In arrivo nelle sale «Il Codice Da Vinci»
Facciamoci un regalo boicottiamo il film
Alessandro Zaccuri
Ormai ci siamo. Tutto perfettamente predisposto. Anteprima al festival di Cannes, poi Il Codice Da Vinci tenterà di invadere le sale di mezzo mondo. Sarà la versione cinematografica del più improbabile e incontenibile best seller del nuovo millennio e potrebbe produrre sfracelli non meno clamorosi. In termini di box office, certo, ma anche di produzione di equivoci per mezzo di equivoci, di sgangherata approssimazione culturale, di abborracciata enfatizzazione del pregiudizio, non importa quanto infame. Con una prevedibile aggravante: diretto da Ron Howard e interpretato da Tom Hanks, il film ha tutte le premesse per risultare di gran lunga più suadente – per fattura e suggestione – rispetto al romanzo da cui è tratto. Perché un conto è leggere Dan Brown, che descrive il Louvre e Temple Church adoperando una prosa da guida turistica, un altro è vedere la piramide di Pei che emerge dal buio sul grande schermo. E un conto è cercare di mettere ordine nelle improbabili invenzioni dello scrittore americano, un altro è trovarsi il “codice” già bello e confezionato sotto gli occhi, con tanto di effetti speciali, musica ad effetto e conseguenti effetti collaterali. Quali? La denigrazione della Chiesa cattolica, tanto per cominciare. La fantasmagorica ricostruzione delle origini del cristianesimo, la riduzione dell’opera di Leonardo a contorta caccia al tesoro enigmistica, la confusione programmatica di dati e date, la fantastoria spacciata come storia. Al punto che, com’è noto, nelle scorse settimane Dan Brown ha dovuto affrontare un processo per plagio intentatogli dagli autori del Sacro Graal, il fantasioso saggio dal quale il romanziere ha attinto a man bassa. La giustizia inglese lo ha prosciolto dall’accusa, d’accordo, ma resta la bizzarria di un preteso copyright sul “segreto” che si nasconderebbe nell’affresco milanese del Cenacolo.
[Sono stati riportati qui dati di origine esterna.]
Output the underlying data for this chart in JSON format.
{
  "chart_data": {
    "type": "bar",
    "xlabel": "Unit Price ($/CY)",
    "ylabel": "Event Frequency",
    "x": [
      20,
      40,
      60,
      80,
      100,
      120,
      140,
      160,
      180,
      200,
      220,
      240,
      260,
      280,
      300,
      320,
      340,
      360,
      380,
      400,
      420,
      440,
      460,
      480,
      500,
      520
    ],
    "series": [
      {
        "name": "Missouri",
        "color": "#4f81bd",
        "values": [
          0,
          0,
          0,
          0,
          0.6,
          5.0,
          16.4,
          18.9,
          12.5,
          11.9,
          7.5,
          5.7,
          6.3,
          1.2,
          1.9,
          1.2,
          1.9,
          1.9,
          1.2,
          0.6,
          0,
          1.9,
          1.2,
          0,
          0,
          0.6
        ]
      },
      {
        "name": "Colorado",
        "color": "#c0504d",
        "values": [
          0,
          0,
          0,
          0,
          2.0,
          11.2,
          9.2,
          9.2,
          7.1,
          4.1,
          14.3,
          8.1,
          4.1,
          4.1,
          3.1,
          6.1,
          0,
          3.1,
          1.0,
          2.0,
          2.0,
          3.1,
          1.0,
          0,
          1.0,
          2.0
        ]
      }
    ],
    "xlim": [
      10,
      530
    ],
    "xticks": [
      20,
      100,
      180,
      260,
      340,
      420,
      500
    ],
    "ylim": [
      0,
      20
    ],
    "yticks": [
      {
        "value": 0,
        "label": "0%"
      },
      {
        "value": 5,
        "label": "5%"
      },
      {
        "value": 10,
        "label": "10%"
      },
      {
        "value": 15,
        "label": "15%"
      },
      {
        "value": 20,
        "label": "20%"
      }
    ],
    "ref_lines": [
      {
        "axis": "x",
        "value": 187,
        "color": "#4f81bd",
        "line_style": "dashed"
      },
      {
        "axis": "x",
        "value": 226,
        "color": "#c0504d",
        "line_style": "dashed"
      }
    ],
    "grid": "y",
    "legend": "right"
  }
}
Già da tempo – e finora senza successo – l’Opus Dei ha chiesto che la pellicola tuteli in qualche modo la loro istituzione, che nel ro manzo – atttraverso un gioco di nomi – viene impietosamente caricaturata come una sorta di Spectre cattolica, centrale di ogni possibile intrigo e nefandezza. Ma Il Codice Da Vinci solleva un problema che, al cinema come in libreria, riguarda la Chiesa nella sua interezza. Non a caso ieri monsignor Angelo Amato, segretario della Congregazione per la dottrina della fede, ha invitato i cattolici a un sostanziale boicottaggio della pellicola, sollevando nel contempo una questione che merita di essere considerata con attenzione. Lo “strano successo” del Codice, infatti, sarebbe in qualche modo spiegabile anche attraverso una perdurante incapacità dei cattolici a “dare le ragioni della propria speranza”. Al netto della fede (e in alcuni casi perfino della buona fede), ne sappiamo insomma poco, abbiamo una conoscenza troppo confusa e incerta della nostra tradizione religiosa. E ci si lascia infinocchiare.
«In questi casi – avverte monsignor Amato – i cristiani dovrebbero essere più sensibili al rifiuto della menzogna e della diffamazione gratuita». Di qui appunto l’idea di un illuminato boicotaggio, azione civilmente decorosa, che in altri paesi viene usata per dar forza alla cittadinanza e farla pesare nelle operazioni commerciali. Tutto sta a volerlo questo pacifico sabotaggio, sensibilizzando amici e parenti, e promuovendo un passa-parola ironico quanto fatale. Almeno ci riscatteremmo, rispetto all’indolenza scioccamente regalata al libro.